Nouvelle publication à l’USJ : les secrétaires nestoriens des califes abbasides, histoire d’une convivialité rarement égalée

Un ouvrage de haute érudition de Cécile Cabrol, Les secrétaires nestoriens à Bagdad (762-1258 AD)*, vient de paraître à Beyrouth. Cette œuvre inaugure la série « Corpus de recherches arabes chrétiennes », dans une nouvelle collection dirigée par le Centre de recherche et de publications de l’Orient chrétien (USJ).


La rédaction de cet ouvrage coïncide avec le regain d’intérêt que la guerre a provoqué pour les communautés chrétiennes d’Irak et d’Iran souvent méconnues et oubliées par l’Occident.


Cabrol parle d’une véritable soif de connaissances « qui la mena en septembre 1997 à Beyrouth et la décida à parachever cette étude ». La flamme nestorienne s’embrasa véritablement avec la lecture d’un article de Louis Massignon publié en 1942 dans la revue Vivre et Penser, concernant « la politique islamo-chrétienne des scribes nestoriens de Deïr Qunnâ à la cour de Bagdad au IXe siècle de notre ère », dit-elle, dans une présentation de son ouvrage, faite à l’USJ.


« Des origines à nos jours, je me suis arrêtée sur la période abbasside, âge d’or de la civilisation arabo-musulmane mais aussi un âge où chrétiens et musulmans d’Orient connurent un de leur plus bel éclat. Une période de l’histoire durant laquelle se dégageaient une convivialité et une émulation intellectuelle rarement égalée par la suite », a-t-elle ajouté.
Les nestoriens ont joué un rôle particulièrement important à la cour des califes de Bagdad, explique l’auteure. Membres de l’Église d’Orient, Kanisat al-Mashriq, désignée ainsi car se situant géographiquement à l’Orient de l’Empire byzantin, l’Église nestorienne était majoritaire en Irak, à l’époque. Forte de son avancée culturelle, la communauté nestorienne put occuper une position active dans la société malgré sa condition de minorité, non seulement d’un point de vue culturel, par le biais des contributions scientifiques dans le domaine de la médecine ou de la philosophie, mais aussi par les positions que certains de ses membres occupèrent dans les hautes sphères du pouvoir.


Parmi ces savants figuraient des personnages hauts en couleur, les secrétaires. Ces fonctionnaires occupèrent le devant de la scène administrative durant cinq siècles, soit toute la période du califat abbasside allant de 762, date de la fondation de Bagdad, jusqu’en 1258, date à laquelle la capitale abbasside fut prise par les Mongols. Ces deux dates, 762 et 1258, marquent les limites chronologiques de ce livre.

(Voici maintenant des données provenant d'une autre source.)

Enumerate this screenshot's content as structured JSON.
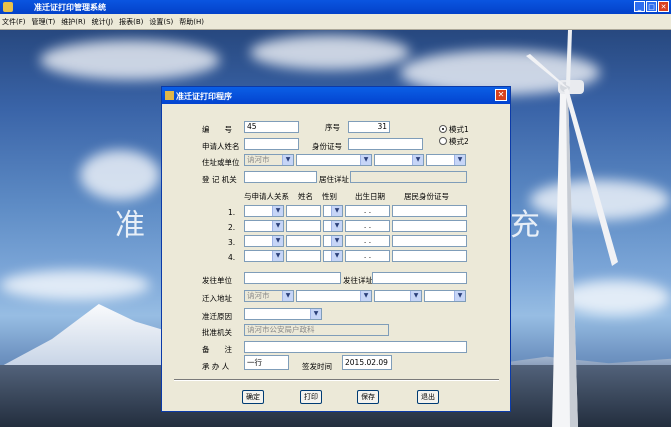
{
  "window": {
    "title": "准迁证打印管理系统"
  },
  "menu": [
    "文件(F)",
    "管理(T)",
    "维护(R)",
    "统计(J)",
    "报表(B)",
    "设置(S)",
    "帮助(H)"
  ],
  "background": {
    "left_char": "准",
    "right_char": "充"
  },
  "dialog": {
    "title": "准迁证打印程序",
    "labels": {
      "number": "编　　号",
      "seq": "序号",
      "applicant": "申请人姓名",
      "idno": "身份证号",
      "address_unit": "住址或单位",
      "register_office": "登 记 机关",
      "office_addr": "居住详址",
      "relation": "与申请人关系",
      "name": "姓名",
      "gender": "性别",
      "birth": "出生日期",
      "citizen_id": "居民身份证号",
      "issue_unit": "发往单位",
      "issue_addr": "发往详址",
      "move_in": "迁入地址",
      "reason": "准迁原因",
      "approver": "批准机关",
      "remark": "备　　注",
      "handler": "承 办 人",
      "issue_time": "签发时间"
    },
    "values": {
      "number": "45",
      "seq": "31",
      "city": "讷河市",
      "approver": "讷河市公安局户政科",
      "handler": "一行",
      "issue_time": "2015.02.09",
      "date_placeholder": ".   ."
    },
    "modes": [
      "模式1",
      "模式2"
    ],
    "rows": [
      "1.",
      "2.",
      "3.",
      "4."
    ],
    "buttons": [
      "确定",
      "打印",
      "保存",
      "退出"
    ]
  }
}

Les secrétaires nestoriens furent, durant plusieurs siècles, des personnages particulièrement importants dans l’évolution du califat abbasside, et des témoins précieux d’une convivialité chrétienne-musulmane à l’âge classique de l’islam. L’étude du rôle qu’ils ont joué dans la société des abbassides n’avait été, à ce jour, qu’esquissée. Cette lacune est désormais comblée.

Qui étaient ces secrétaires ?
Ces secrétaires, ou kuttab, étaient des fonctionnaires, des ministres, des conseillers privés, des modèles culturels occupant des postes de confiance dans les services administratifs. De ce fait, l’étude de Cécile Cabrol dépasse le cadre d’une étude strictement communautaire, nestorienne, pour toucher également, d’une part, aux techniques de l’écriture et aux structures administratives des abbassides, cadre dans lequel les secrétaires évoluèrent, et, d’autre part, aux relations intercommunautaires dans la Bagdad médiévale.


Minorité confessionnelle, nestoriens et dhimmis, l’existence de ces secrétaires soulève de nombreux paradoxes, que l’auteure a cherché à comprendre. Ainsi, comment expliquer que ces secrétaires dhimmis aient pu atteindre les plus hautes sphères du pouvoir et se rendre indispensables durant cette longue période de cinq siècles ? C’est là l’axe principal de l’étude. D’ailleurs, l’auteure constate que, passé la première période du califat, c’est-à-dire de 762 à 870, qualifiée d’âge d’or, apogée de leur règne dans les couloirs de l’administration, la situation des secrétaires nestoriens se dégrada à partir de la fin du IXe siècle, notamment du temps du calife al-Mutawakkil, qui initia une politique de redressement interne, marquée par un affermissement de la stricte orthodoxie de l’islam. Dès lors, les pressions se firent de plus en plus fortes, et de nombreux secrétaires se convertirent à l’islam afin de pouvoir conserver leurs postes au sein de l’administration ou bien pour atteindre la première charge ministérielle, le vizirat, réservé aux musulmans.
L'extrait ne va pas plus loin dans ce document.